Sexual dimorphism has also been observed in venomous vertebrates, such as fish and snakes [131]. For example, this was reported in the Cano toadfish, Thalassophryne maculosa, which showed that among sexes, there was a difference in biochemical properties and protein abundance [132]. Concomitantly, in the Brazilian lancehead, Bothrops moojeni, differences in protein abundance and activity among sexes were also reported [133]. The intersexual variation of the venom system has also been described in Cnidaria, the oldest extant venomous lineage.

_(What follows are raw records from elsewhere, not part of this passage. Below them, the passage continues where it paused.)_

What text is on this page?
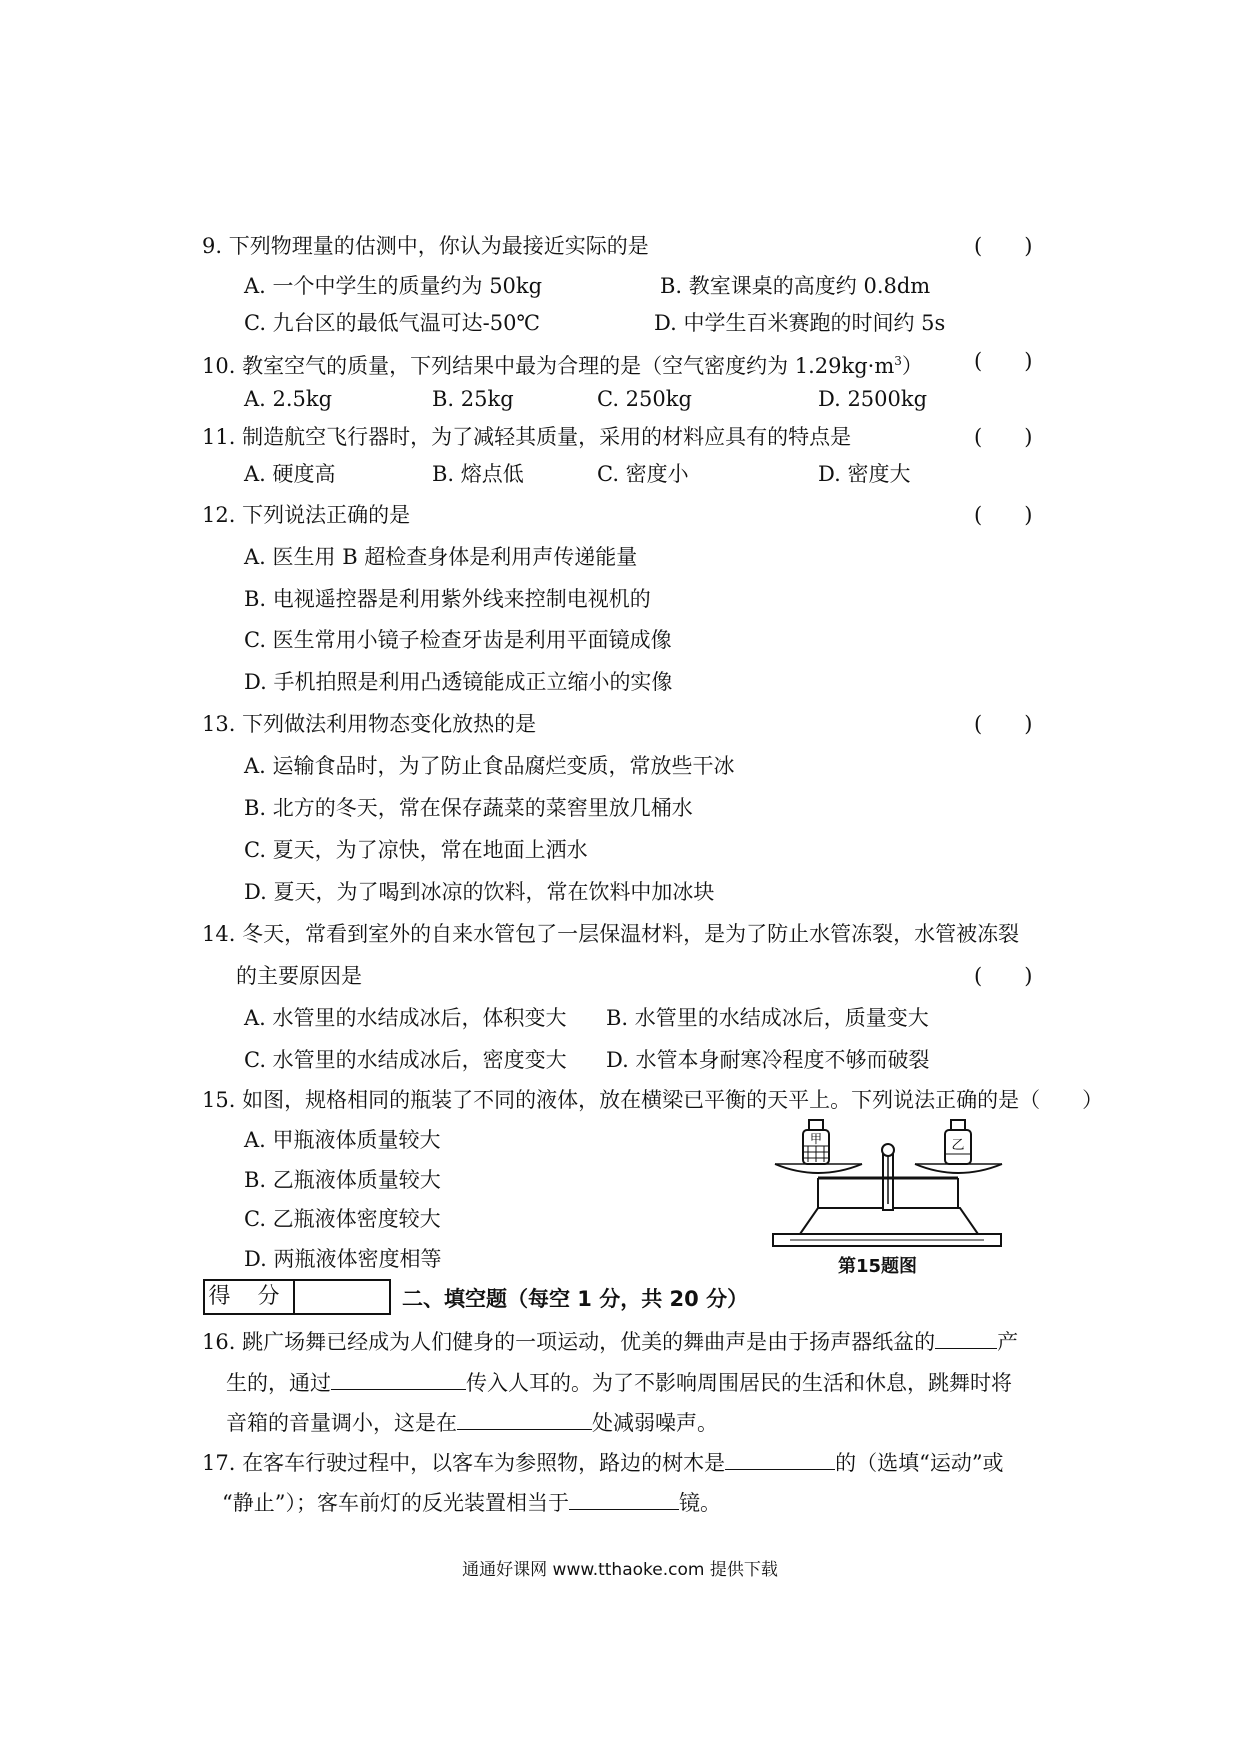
9. 下列物理量的估测中，你认为最接近实际的是	(　　)
A. 一个中学生的质量约为 50kg	B. 教室课桌的高度约 0.8dm
C. 九台区的最低气温可达-50℃	D. 中学生百米赛跑的时间约 5s
10. 教室空气的质量，下列结果中最为合理的是（空气密度约为 $1.29kg\cdot m^3$） (　　)
A. 2.5kg	B. 25kg	C. 250kg	D. 2500kg
11. 制造航空飞行器时，为了减轻其质量，采用的材料应具有的特点是	(　　)
A. 硬度高	B. 熔点低	C. 密度小	D. 密度大
12. 下列说法正确的是	(　　)
A. 医生用 B 超检查身体是利用声传递能量
B. 电视遥控器是利用紫外线来控制电视机的
C. 医生常用小镜子检查牙齿是利用平面镜成像
D. 手机拍照是利用凸透镜能成正立缩小的实像
13. 下列做法利用物态变化放热的是	(　　)
A. 运输食品时，为了防止食品腐烂变质，常放些干冰
B. 北方的冬天，常在保存蔬菜的菜窖里放几桶水
C. 夏天，为了凉快，常在地面上洒水
D. 夏天，为了喝到冰凉的饮料，常在饮料中加冰块
14. 冬天，常看到室外的自来水管包了一层保温材料，是为了防止水管冻裂，水管被冻裂
的主要原因是	(　　)
A. 水管里的水结成冰后，体积变大 B. 水管里的水结成冰后，质量变大
C. 水管里的水结成冰后，密度变大 D. 水管本身耐寒冷程度不够而破裂
15. 如图，规格相同的瓶装了不同的液体，放在横梁已平衡的天平上。下列说法正确的是（　　）
A. 甲瓶液体质量较大
B. 乙瓶液体质量较大
C. 乙瓶液体密度较大
D. 两瓶液体密度相等
甲	乙
第15题图
得 分	二、填空题（每空 1 分，共 20 分）
16. 跳广场舞已经成为人们健身的一项运动，优美的舞曲声是由于扬声器纸盆的	产
生的，通过	传入人耳的。为了不影响周围居民的生活和休息，跳舞时将
音箱的音量调小，这是在	处减弱噪声。
17. 在客车行驶过程中，以客车为参照物，路边的树木是	的（选填“运动”或
“静止”）；客车前灯的反光装置相当于	镜。
通通好课网 www.tthaoke.com 提供下载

Among cnidarians, the intersexual variation of venom has only been reported in sea anemones. Specifically, it was revealed in N. vectensis that NvePTx1 has divergent expression profiles among sexes in adults [70]. While this toxin exhibits restricted expression to the early life stages, it begins to be expressed again only in adult females localized to round structures in the mesenteries likely to be the ovaries where the eggs are formed [70, 74]. Strikingly, this sexual dimorphic expression of NvePTx1 functions to maternally deposit this toxin into eggs during gametogenesis and sexual reproduction. The maternal deposition of toxins has ecological significance, with N. vectensis eggs loaded with toxins, resulting in the avoidance of killifish (Fundulus heteroclitus) predation [63]. Congruently, Nv4 and Nv5 are also loaded into the egg through maternal deposition and share similar sex-biased gene expression in female mesenteric filaments [76].

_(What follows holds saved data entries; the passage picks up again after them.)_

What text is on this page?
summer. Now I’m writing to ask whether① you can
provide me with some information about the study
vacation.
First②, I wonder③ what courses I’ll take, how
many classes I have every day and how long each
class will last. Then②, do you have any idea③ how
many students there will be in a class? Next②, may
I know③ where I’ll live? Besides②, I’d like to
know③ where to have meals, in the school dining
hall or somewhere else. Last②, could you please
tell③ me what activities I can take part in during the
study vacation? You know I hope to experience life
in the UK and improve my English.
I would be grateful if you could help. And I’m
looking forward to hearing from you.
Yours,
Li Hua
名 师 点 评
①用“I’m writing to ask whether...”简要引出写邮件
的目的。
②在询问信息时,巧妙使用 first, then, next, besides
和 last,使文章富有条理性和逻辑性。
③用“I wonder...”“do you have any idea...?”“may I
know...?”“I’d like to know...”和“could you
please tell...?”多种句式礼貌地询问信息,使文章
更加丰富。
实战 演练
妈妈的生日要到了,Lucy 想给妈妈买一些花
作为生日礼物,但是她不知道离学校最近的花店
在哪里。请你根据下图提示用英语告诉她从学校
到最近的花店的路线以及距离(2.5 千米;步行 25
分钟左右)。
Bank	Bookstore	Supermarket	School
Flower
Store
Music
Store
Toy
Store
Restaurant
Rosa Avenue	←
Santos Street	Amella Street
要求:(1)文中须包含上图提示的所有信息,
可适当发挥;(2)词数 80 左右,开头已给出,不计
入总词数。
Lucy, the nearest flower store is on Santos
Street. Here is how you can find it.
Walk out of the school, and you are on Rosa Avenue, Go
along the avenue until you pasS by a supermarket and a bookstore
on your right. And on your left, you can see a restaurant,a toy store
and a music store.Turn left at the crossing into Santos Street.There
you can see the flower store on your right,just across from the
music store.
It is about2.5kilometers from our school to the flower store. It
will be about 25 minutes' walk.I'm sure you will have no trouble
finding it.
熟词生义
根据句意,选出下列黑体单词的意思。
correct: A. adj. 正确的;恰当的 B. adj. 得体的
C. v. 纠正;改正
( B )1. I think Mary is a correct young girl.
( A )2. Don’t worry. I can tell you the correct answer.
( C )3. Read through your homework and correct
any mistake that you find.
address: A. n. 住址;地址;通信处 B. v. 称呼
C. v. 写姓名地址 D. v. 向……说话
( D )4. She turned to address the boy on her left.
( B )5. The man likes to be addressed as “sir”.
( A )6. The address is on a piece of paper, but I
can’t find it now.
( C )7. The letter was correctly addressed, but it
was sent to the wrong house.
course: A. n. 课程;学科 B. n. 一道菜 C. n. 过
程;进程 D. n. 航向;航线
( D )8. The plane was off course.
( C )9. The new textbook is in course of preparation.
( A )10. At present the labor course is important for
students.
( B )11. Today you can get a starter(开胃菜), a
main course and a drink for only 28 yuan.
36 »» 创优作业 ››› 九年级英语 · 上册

A similar pattern is observed in Anemonia viridis where two toxin transcripts (Av2 and Av7) are found to be highly expressed in the oocyte-rich ovaries [100]. This suggests that these toxins are also maternally deposited in eggs. This is further supported by evidence of the intronless copies of Av2 and Av7 integrated into the genome through a process of retrotransposition [100]. The presence of these processed pseudogenes in the genome of somatic cells could only occur if the parental genes are spliced and expressed in gametes, gonads, or at an early embryonic stage [134]. Whether the maternal deposition of Av2 and Av7 protects the eggs of A. viridis remains to be tested. These examples of eggs being loaded with toxins can be described as transgenerational protection and provides striking evidence of how a sexual dimorphism can have a direct effect on fitness. This highlights how venom can be leveraged to understand how genotype to phenotype affects fitness. Concordantly, it allows for the direct testing of the fitness effects associated with intersexual and ontogenetic dynamics, which has critical implications in both evolutionary and developmental biology.